Piotr Zychowicz: W 1939 roku to nie Polska, ale bolszewicy parli do europejskiego konfliktu

Piotr Zychowicz: W 1939 roku to nie Polska, ale bolszewicy parli do europejskiego konfliktu

Dodano: 
Piotr Zychowicz
Piotr Zychowicz Źródło: PAP / Andrzej Rybczyński
II wojna światowa zaczęła się od zmowy między Niemcami i Sowietami. I rozbioru Europy Wschodniej przez te dwa totalitarne molochy. Warto pamiętać, że skutkiem Paktu Ribbentrop-Mołotow nie był tylko sowiecki zabór połowy polski. Bolszewicy wzięli pod okupację również Litwę, Łotwę i Estonię, a także kawał Rumunii. Zaatakowali też Finlandię, która tak dzielnie broniła się przed sowiecką inwazją pod wodzą bohaterskiego marszałka Mannerheima. Wszystko to sprawia, że Władimir Putin wywołując kwestię genezy II wojny wkracza na cienki lód – mówi portalowi DoRzeczy.pl Piotr Zychowicz, redaktor naczelny „Historia Do Rzeczy” i zastępca redaktora naczelnego tygodnika „Do Rzeczy”.
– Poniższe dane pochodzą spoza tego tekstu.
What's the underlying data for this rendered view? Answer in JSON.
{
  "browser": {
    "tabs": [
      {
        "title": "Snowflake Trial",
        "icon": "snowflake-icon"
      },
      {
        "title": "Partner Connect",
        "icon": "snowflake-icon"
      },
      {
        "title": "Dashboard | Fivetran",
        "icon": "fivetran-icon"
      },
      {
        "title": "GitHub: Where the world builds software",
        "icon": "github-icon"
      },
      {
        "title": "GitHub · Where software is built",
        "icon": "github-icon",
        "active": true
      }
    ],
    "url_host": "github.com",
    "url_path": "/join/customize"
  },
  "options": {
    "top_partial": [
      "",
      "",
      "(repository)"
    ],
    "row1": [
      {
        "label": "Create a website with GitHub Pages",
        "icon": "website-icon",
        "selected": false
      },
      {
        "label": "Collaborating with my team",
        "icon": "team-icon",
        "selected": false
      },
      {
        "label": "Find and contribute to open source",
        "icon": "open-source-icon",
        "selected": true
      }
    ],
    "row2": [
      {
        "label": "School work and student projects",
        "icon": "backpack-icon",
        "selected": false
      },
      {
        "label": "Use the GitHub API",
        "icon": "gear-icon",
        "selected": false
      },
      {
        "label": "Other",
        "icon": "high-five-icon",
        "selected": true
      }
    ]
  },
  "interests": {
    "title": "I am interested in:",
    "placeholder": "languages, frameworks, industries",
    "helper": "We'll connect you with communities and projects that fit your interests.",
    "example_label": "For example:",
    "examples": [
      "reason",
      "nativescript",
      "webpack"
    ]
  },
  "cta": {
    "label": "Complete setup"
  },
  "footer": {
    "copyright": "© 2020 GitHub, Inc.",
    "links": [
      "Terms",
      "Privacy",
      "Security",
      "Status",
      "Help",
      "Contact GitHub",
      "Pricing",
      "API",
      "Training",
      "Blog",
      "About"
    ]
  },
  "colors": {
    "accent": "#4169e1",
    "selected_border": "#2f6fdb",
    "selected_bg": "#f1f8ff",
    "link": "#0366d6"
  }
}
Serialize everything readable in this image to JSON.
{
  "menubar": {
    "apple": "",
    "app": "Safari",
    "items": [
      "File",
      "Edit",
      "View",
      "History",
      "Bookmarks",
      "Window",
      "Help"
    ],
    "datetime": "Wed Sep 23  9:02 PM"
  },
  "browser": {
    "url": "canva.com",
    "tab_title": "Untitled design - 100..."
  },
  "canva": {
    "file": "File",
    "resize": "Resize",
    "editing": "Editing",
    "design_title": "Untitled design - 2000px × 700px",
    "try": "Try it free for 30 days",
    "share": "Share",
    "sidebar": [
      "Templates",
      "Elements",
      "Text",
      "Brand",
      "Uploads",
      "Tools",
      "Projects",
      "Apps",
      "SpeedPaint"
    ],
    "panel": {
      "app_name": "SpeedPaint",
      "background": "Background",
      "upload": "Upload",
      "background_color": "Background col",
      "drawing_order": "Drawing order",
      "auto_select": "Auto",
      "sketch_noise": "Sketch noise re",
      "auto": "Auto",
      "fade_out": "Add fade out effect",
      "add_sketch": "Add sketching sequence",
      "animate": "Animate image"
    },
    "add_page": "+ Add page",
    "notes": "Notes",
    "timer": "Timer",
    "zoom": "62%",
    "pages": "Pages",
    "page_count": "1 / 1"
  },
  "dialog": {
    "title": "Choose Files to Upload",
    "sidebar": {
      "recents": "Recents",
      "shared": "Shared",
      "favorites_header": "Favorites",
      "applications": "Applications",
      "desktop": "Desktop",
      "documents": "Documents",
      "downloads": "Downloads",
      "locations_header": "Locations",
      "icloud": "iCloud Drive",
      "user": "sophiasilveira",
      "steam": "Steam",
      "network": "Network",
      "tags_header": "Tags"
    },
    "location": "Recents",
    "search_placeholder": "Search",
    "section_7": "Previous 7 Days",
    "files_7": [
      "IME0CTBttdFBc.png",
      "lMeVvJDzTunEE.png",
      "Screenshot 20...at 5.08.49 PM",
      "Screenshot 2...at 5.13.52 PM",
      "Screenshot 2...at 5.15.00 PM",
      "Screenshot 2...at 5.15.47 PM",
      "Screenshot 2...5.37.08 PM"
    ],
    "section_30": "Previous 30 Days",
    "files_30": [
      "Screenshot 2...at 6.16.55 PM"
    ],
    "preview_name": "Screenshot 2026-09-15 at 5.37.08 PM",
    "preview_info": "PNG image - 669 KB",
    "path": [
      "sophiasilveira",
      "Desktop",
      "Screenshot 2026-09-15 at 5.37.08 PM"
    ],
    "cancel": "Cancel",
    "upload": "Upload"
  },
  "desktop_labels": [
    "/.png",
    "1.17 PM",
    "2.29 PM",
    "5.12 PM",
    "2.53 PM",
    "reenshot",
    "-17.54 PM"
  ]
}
W swojej książce „Ostatnia Republika” Wiktor Suworow przytacza wystąpienie Józefa Stalina, który wprost mówi o tym, że ZSRR powinien dążyć do jak najdłużej trwającej wojny na Zachodzie, wspierać Niemcy, gdyż po podbiciu Zachodu będą one „zbyt zajęte” by zaszkodzić Sowietom. Czy faktycznie można na stwierdzić, że Stalin był tym, który parł w 1939 roku do wojny i w tym kontekście należy patrzeć pakt Ribbentrop – Mołotow?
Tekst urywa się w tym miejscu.